When I started my first office job, I was still going to the gym five nights a week, but after I moved countries, that stopped very abruptly.
Did I mention the McDonald’s within walking distance of my apartment? Unfortunately, I have to admit – I didn’t always walk there. Within the first year I set a new, dubious record… on the scale.
While my dreams of being a paid athlete didn’t work out, I have continued to play sport socially. I slowly grew my social group, joined the gym and picked up on the sport I love most, beach volleyball. It’s the perfect sport in Florida, as we have summer all year round. The combination of competition, being outside and making new friends, appealed to me.
Since then I’ve been extremely active and while I’m not quite back to my 18 year old weight, I have a respectable “dad bod” and can run 5km without feeling like dying.
Unfortunately, as you get older, it’s still not enough…
Whether you work from home or in an office, sitting on a chair for 8 or more hours a day means that you’re still mostly sedentary. This increases the risk for heart disease, obesity, diabetes, and a host of stress related conditions.
We are simply not designed to be sitting for long periods, so, while adding more exercise outside of working hours is good, it isn’t the solution in this instance. We have to break out of the ‘sitting’ cycle more frequently.
How to accomplish this:
- Take a real lunch break and if you’re going out, try to walk to grab your food (further than the fridge). Don’t eat at your desk, use that time to get away.
- Get up and take a short walk at least every hour. If it’s just around the office,or up and down the road. Five minutes here and there helps.
- Stand up while on conference calls, where you’re not presenting or don’t need to be at the computer. Use your phone and pace around.
- Take a 15 minute break every few hours and clean the house (my wife made me add this one!).
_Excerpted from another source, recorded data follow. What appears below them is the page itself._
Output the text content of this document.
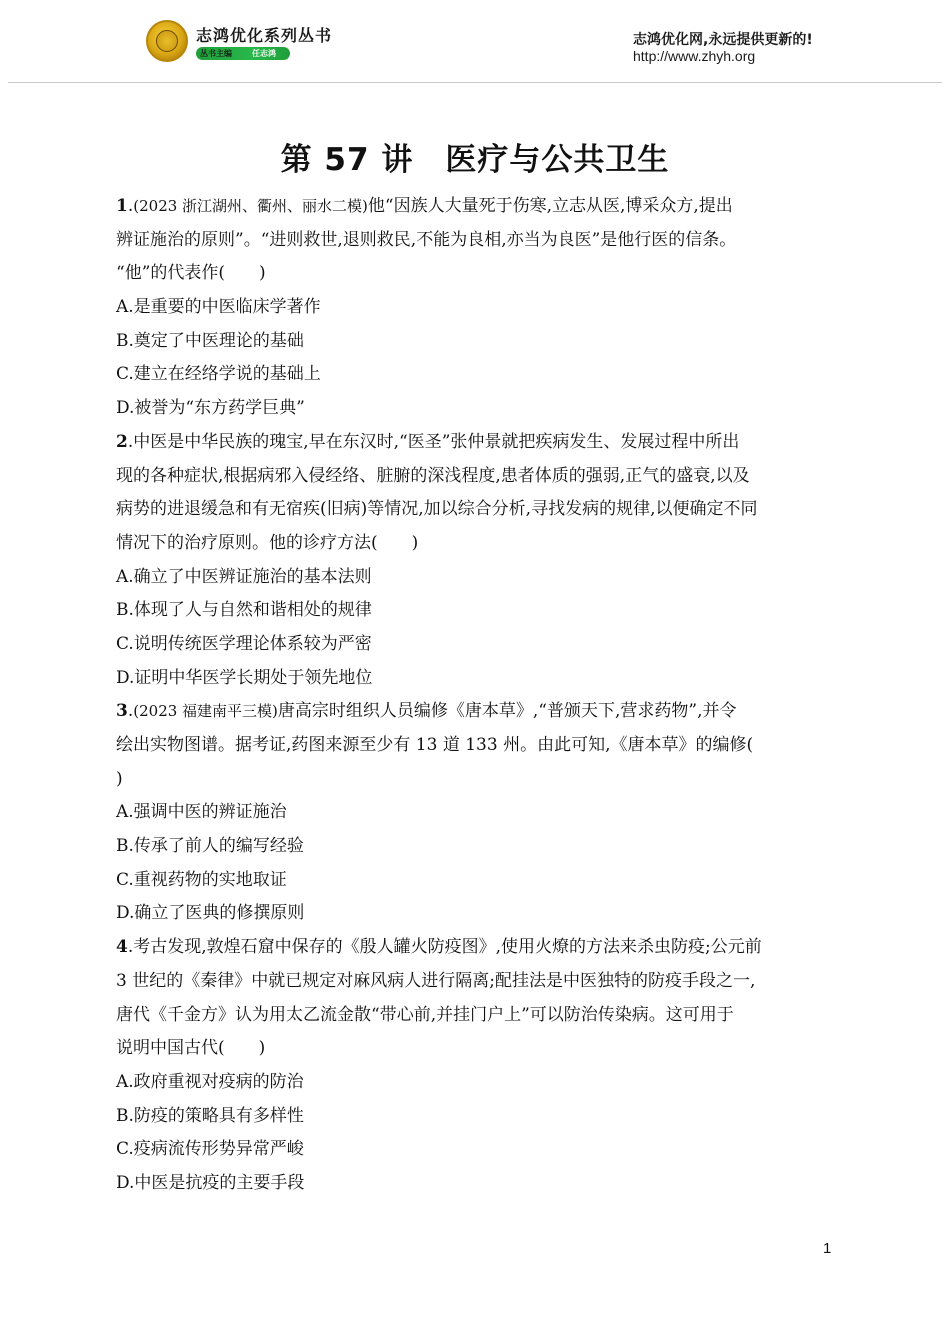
志鸿优化系列丛书
丛书主编	任志鸿
志鸿优化网,永远提供更新的!
http://www.zhyh.org
第 57 讲　医疗与公共卫生
1.(2023 浙江湖州、衢州、丽水二模)他“因族人大量死于伤寒,立志从医,博采众方,提出
辨证施治的原则”。“进则救世,退则救民,不能为良相,亦当为良医”是他行医的信条。
“他”的代表作(　　)
A.是重要的中医临床学著作
B.奠定了中医理论的基础
C.建立在经络学说的基础上
D.被誉为“东方药学巨典”
2.中医是中华民族的瑰宝,早在东汉时,“医圣”张仲景就把疾病发生、发展过程中所出
现的各种症状,根据病邪入侵经络、脏腑的深浅程度,患者体质的强弱,正气的盛衰,以及
病势的进退缓急和有无宿疾(旧病)等情况,加以综合分析,寻找发病的规律,以便确定不同
情况下的治疗原则。他的诊疗方法(　　)
A.确立了中医辨证施治的基本法则
B.体现了人与自然和谐相处的规律
C.说明传统医学理论体系较为严密
D.证明中华医学长期处于领先地位
3.(2023 福建南平三模)唐高宗时组织人员编修《唐本草》,“普颁天下,营求药物”,并令
绘出实物图谱。据考证,药图来源至少有 13 道 133 州。由此可知,《唐本草》的编修(
)
A.强调中医的辨证施治
B.传承了前人的编写经验
C.重视药物的实地取证
D.确立了医典的修撰原则
4.考古发现,敦煌石窟中保存的《殷人罐火防疫图》,使用火燎的方法来杀虫防疫;公元前
3 世纪的《秦律》中就已规定对麻风病人进行隔离;配挂法是中医独特的防疫手段之一,
唐代《千金方》认为用太乙流金散“带心前,并挂门户上”可以防治传染病。这可用于
说明中国古代(　　)
A.政府重视对疫病的防治
B.防疫的策略具有多样性
C.疫病流传形势异常严峻
D.中医是抗疫的主要手段
1
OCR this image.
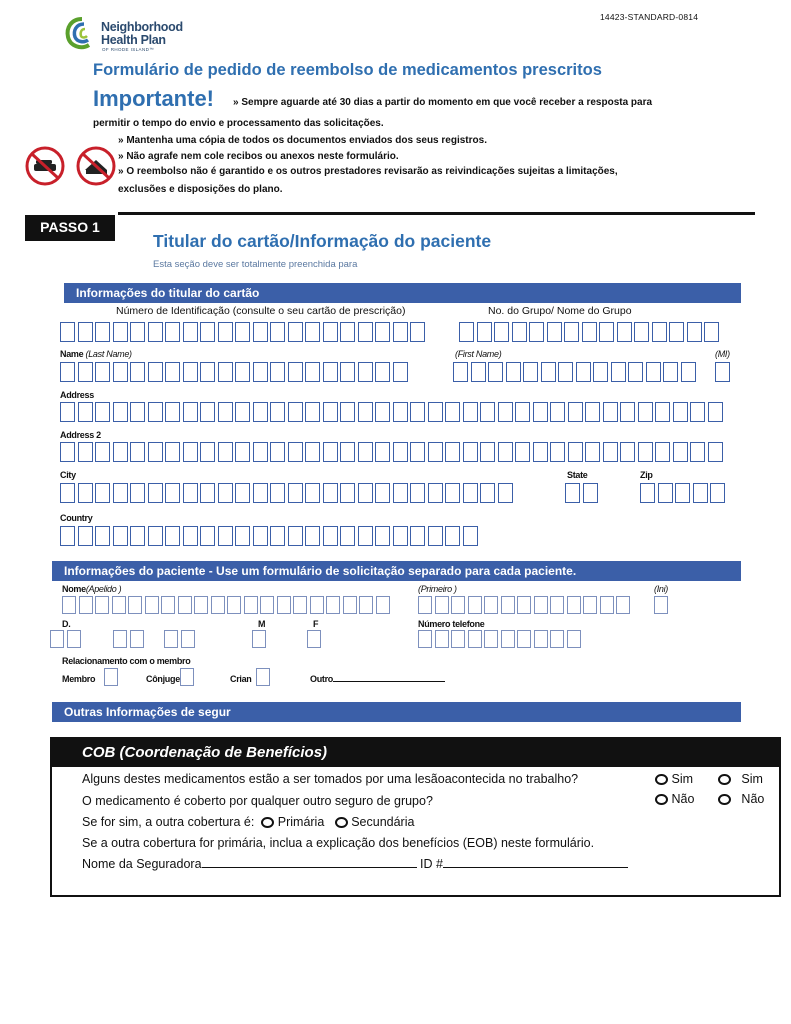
14423-STANDARD-0814
Neighborhood
Health Plan
OF RHODE ISLAND™
Formulário de pedido de reembolso de medicamentos prescritos
Importante! » Sempre aguarde até 30 dias a partir do momento em que você receber a resposta para
permitir o tempo do envio e processamento das solicitações.
» Mantenha uma cópia de todos os documentos enviados dos seus registros.
» Não agrafe nem cole recibos ou anexos neste formulário.
» O reembolso não é garantido e os outros prestadores revisarão as reivindicações sujeitas a limitações,
exclusões e disposições do plano.
PASSO 1
Titular do cartão/Informação do paciente
Esta seção deve ser totalmente preenchida para
Informações do titular do cartão
Número de Identificação (consulte o seu cartão de prescrição)	No. do Grupo/ Nome do Grupo
Name (Last Name)	(First Name)	(MI)
Address
Address 2
City	State	Zip
Country
Informações do paciente - Use um formulário de solicitação separado para cada paciente.
Nome(Apelido )	(Primeiro )	(Ini)
D.	M	F	Número telefone
Relacionamento com o membro
Membro	Cônjuge	Crian	Outro
Outras Informações de segur
COB (Coordenação de Benefícios)
Alguns destes medicamentos estão a ser tomados por uma lesãoacontecida no trabalho?
O medicamento é coberto por qualquer outro seguro de grupo?
Sim	Sim
Não	Não
Se for sim, a outra cobertura é: Primária Secundária
Se a outra cobertura for primária, inclua a explicação dos benefícios (EOB) neste formulário.
Nome da Seguradora	ID #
There are also a number of ways you can increase your activity levels while at your desk:
- Standing desks are popular, but standing the entire day can cause other health issues. To counter this, you could always add a treadmill to your desk setup.
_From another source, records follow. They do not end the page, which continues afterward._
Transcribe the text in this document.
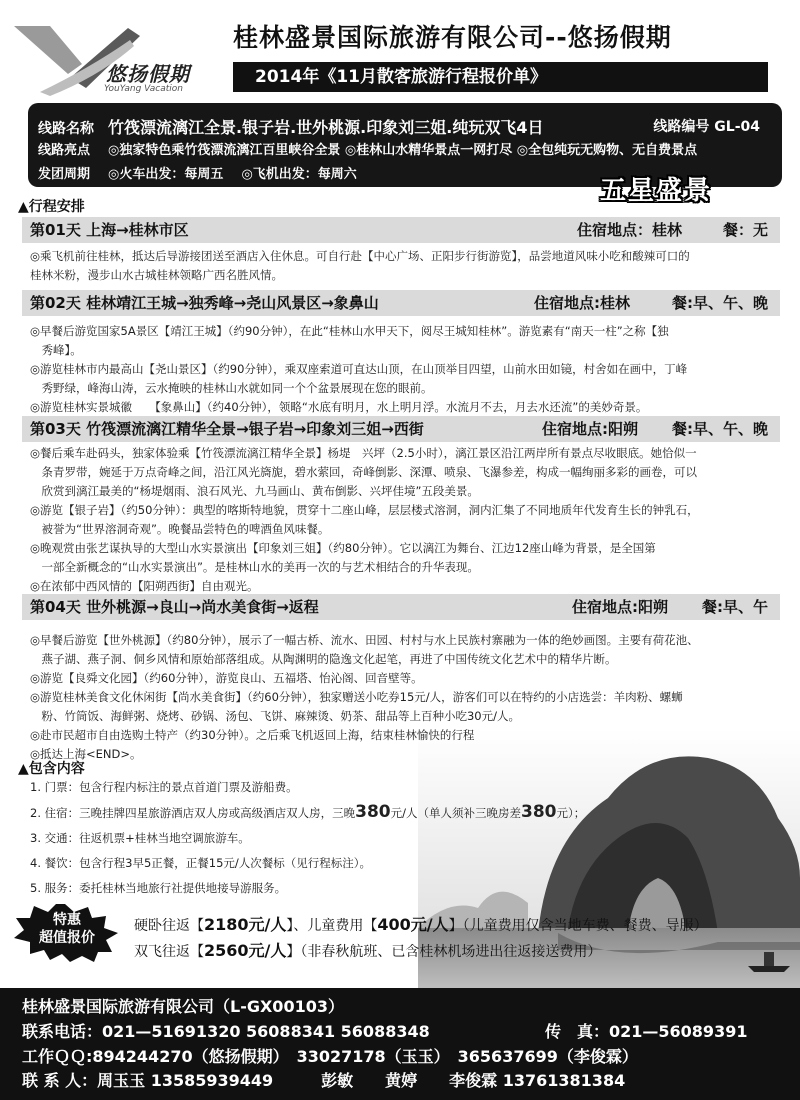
悠扬假期
YouYang Vacation
桂林盛景国际旅游有限公司--悠扬假期
2014年《11月散客旅游行程报价单》
线路名称 竹筏漂流漓江全景.银子岩.世外桃源.印象刘三姐.纯玩双飞4日	线路编号 GL-04
线路亮点 ◎独家特色乘竹筏漂流漓江百里峡谷全景 ◎桂林山水精华景点一网打尽 ◎全包纯玩无购物、无自费景点
发团周期 ◎火车出发：每周五 ◎飞机出发：每周六
五星盛景
▲行程安排
第01天 上海→桂林市区	住宿地点：桂林	餐：无
◎乘飞机前往桂林，抵达后导游接团送至酒店入住休息。可自行赴【中心广场、正阳步行街游览】，品尝地道风味小吃和酸辣可口的
桂林米粉，漫步山水古城桂林领略广西名胜风情。
第02天 桂林靖江王城→独秀峰→尧山风景区→象鼻山	住宿地点:桂林	餐:早、午、晚
◎早餐后游览国家5A景区【靖江王城】（约90分钟），在此“桂林山水甲天下，阅尽王城知桂林”。游览素有“南天一柱”之称【独
　秀峰】。
◎游览桂林市内最高山【尧山景区】（约90分钟），乘双座索道可直达山顶，在山顶举目四望，山前水田如镜，村舍如在画中，丁峰
　秀野绿，峰海山涛，云水掩映的桂林山水就如同一个个盆景展现在您的眼前。
◎游览桂林实景城徽　　【象鼻山】（约40分钟），领略“水底有明月，水上明月浮。水流月不去，月去水还流”的美妙奇景。
第03天 竹筏漂流漓江精华全景→银子岩→印象刘三姐→西街	住宿地点:阳朔 餐:早、午、晚
◎餐后乘车赴码头，独家体验乘【竹筏漂流漓江精华全景】杨堤　兴坪（2.5小时），漓江景区沿江两岸所有景点尽收眼底。她恰似一
　条青罗带，婉延于万点奇峰之间，沿江风光旖旎，碧水萦回，奇峰倒影、深潭、喷泉、飞瀑参差，构成一幅绚丽多彩的画卷，可以
　欣赏到漓江最美的“杨堤烟雨、浪石风光、九马画山、黄布倒影、兴坪佳境”五段美景。
◎游览【银子岩】（约50分钟）：典型的喀斯特地貌，贯穿十二座山峰，层层楼式溶洞，洞内汇集了不同地质年代发育生长的钟乳石，
　被誉为“世界溶洞奇观”。晚餐品尝特色的啤酒鱼风味餐。
◎晚观赏由张艺谋执导的大型山水实景演出【印象刘三姐】（约80分钟）。它以漓江为舞台、江边12座山峰为背景，是全国第
　一部全新概念的“山水实景演出”。是桂林山水的美再一次的与艺术相结合的升华表现。
◎在浓郁中西风情的【阳朔西街】自由观光。
第04天 世外桃源→良山→尚水美食街→返程	住宿地点:阳朔 餐:早、午
◎早餐后游览【世外桃源】（约80分钟），展示了一幅古桥、流水、田园、村村与水上民族村寨融为一体的绝妙画图。主要有荷花池、
　燕子湖、燕子洞、侗乡风情和原始部落组成。从陶渊明的隐逸文化起笔，再进了中国传统文化艺术中的精华片断。
◎游览【良舜文化园】（约60分钟），游览良山、五福塔、怡沁阁、回音壁等。
◎游览桂林美食文化休闲街【尚水美食街】（约60分钟），独家赠送小吃券15元/人，游客们可以在特约的小店选尝：羊肉粉、螺蛳
　粉、竹筒饭、海鲜粥、烧烤、砂锅、汤包、飞饼、麻辣烫、奶茶、甜品等上百种小吃30元/人。
◎赴市民超市自由选购土特产（约30分钟）。之后乘飞机返回上海，结束桂林愉快的行程
◎抵达上海<END>。
▲包含内容
1. 门票：包含行程内标注的景点首道门票及游船费。
2. 住宿：三晚挂牌四星旅游酒店双人房或高级酒店双人房，三晚380元/人（单人须补三晚房差380元）；
3. 交通：往返机票+桂林当地空调旅游车。
4. 餐饮：包含行程3早5正餐，正餐15元/人次餐标（见行程标注）。
5. 服务：委托桂林当地旅行社提供地接导游服务。
特惠
超值报价
硬卧往返【2180元/人】、儿童费用【400元/人】（儿童费用仅含当地车费、餐费、导服）
双飞往返【2560元/人】（非春秋航班、已含桂林机场进出往返接送费用）
桂林盛景国际旅游有限公司（L-GX00103）
联系电话：021—51691320 56088341 56088348	传　真：021—56089391
工作ＱＱ:894244270（悠扬假期）　33027178（玉玉）　365637699（李俊霖）
联 系 人：周玉玉 13585939449　　　彭敏　　黄婷　　李俊霖 13761381384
- Cycle while sitting? You might not be standing up but this at least gets your heart pumping a little more. https://deskcycle.com/. Our COO, Mia Papanicolaou recently bought a Cubii and loves it!
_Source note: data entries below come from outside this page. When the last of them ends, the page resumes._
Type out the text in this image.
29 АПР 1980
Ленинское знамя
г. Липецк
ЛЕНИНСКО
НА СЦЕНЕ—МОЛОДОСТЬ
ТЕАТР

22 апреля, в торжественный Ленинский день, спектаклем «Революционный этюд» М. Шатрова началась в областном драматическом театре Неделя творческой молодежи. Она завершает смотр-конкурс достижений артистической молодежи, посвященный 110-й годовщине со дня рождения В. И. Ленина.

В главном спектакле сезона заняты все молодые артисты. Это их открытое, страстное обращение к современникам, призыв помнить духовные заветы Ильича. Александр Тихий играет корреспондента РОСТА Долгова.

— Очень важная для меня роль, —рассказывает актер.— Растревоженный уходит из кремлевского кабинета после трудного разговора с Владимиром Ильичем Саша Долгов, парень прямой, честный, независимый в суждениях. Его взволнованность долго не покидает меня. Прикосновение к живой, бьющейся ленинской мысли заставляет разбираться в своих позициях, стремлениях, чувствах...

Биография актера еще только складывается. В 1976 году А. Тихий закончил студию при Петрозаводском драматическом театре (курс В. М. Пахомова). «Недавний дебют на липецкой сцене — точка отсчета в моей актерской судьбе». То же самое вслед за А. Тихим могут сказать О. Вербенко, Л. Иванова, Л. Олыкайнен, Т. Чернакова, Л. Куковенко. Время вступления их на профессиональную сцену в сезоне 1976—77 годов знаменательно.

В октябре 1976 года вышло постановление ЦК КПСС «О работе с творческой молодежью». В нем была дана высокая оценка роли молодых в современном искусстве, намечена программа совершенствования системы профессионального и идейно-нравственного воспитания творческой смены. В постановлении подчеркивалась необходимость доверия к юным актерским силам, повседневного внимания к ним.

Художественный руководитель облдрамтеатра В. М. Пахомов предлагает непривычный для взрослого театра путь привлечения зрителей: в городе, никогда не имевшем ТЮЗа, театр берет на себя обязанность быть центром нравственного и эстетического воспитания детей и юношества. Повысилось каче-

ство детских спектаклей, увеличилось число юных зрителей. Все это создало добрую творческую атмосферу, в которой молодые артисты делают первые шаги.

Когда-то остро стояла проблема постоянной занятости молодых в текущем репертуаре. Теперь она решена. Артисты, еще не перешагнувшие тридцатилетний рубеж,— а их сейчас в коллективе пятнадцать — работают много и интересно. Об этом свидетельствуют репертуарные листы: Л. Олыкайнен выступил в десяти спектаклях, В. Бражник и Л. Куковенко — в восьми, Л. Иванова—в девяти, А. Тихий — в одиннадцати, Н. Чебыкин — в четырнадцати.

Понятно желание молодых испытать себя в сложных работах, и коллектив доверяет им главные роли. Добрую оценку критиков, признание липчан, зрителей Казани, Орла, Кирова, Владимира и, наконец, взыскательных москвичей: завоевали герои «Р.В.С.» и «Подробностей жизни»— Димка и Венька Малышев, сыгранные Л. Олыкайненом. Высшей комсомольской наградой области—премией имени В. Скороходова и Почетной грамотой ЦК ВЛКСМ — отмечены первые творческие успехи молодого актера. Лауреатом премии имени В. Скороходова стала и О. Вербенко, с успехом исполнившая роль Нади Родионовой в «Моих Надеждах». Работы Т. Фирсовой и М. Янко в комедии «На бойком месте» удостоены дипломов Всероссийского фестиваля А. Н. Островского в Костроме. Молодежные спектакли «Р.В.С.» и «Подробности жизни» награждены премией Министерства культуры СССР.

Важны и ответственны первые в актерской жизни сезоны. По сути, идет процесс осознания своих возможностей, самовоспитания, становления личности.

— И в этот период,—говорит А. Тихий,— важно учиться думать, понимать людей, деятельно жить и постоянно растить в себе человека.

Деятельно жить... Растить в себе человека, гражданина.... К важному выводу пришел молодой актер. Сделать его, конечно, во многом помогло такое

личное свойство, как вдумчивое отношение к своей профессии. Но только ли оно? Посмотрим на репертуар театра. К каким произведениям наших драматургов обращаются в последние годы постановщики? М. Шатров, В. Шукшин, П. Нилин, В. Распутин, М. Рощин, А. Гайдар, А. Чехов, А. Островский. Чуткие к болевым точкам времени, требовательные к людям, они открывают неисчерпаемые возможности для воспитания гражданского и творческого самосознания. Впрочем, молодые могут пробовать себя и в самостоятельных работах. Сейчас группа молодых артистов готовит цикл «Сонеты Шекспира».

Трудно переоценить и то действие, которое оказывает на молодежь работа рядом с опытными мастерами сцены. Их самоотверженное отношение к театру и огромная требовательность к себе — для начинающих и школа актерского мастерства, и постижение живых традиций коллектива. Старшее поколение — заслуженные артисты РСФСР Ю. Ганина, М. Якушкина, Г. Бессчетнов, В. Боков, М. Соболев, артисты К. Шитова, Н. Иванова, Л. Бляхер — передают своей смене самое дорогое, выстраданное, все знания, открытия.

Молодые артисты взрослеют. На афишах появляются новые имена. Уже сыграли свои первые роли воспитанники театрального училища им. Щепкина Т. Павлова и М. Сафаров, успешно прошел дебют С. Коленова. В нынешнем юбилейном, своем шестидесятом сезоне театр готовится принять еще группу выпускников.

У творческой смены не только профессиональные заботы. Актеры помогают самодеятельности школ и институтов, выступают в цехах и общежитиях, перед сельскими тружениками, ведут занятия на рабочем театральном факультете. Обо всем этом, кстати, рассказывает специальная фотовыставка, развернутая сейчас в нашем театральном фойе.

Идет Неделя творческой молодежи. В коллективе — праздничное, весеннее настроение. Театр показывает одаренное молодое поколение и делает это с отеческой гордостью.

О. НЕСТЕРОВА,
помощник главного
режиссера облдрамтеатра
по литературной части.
- Some prefer alternative seating – exercise balls, reclining, or kneeling chairs.
- Plan to include exercise as part of your daily routine. Your joints and your heart will thank you later.
- Get up and move around more during the day.
- Be creative with your seating arrangements.
What does my colleague do?
“It is easy for me to get ‘glued’ to my seat when there is a lot of work to be done. I try to get up every hour and move around, whether it is jumping jacks, squats, or walking laps around my house (do what works!). I have a running watch that alerts me when I’ve been sitting too long, so that I am reminded to take a break and get the blood circulating.
I also take advantage of my lunch breaks to get in a workout. I’ll go for a run or do cross training such as weights or yoga. It helps to clear my head and reset my mind for the second half of the work day.”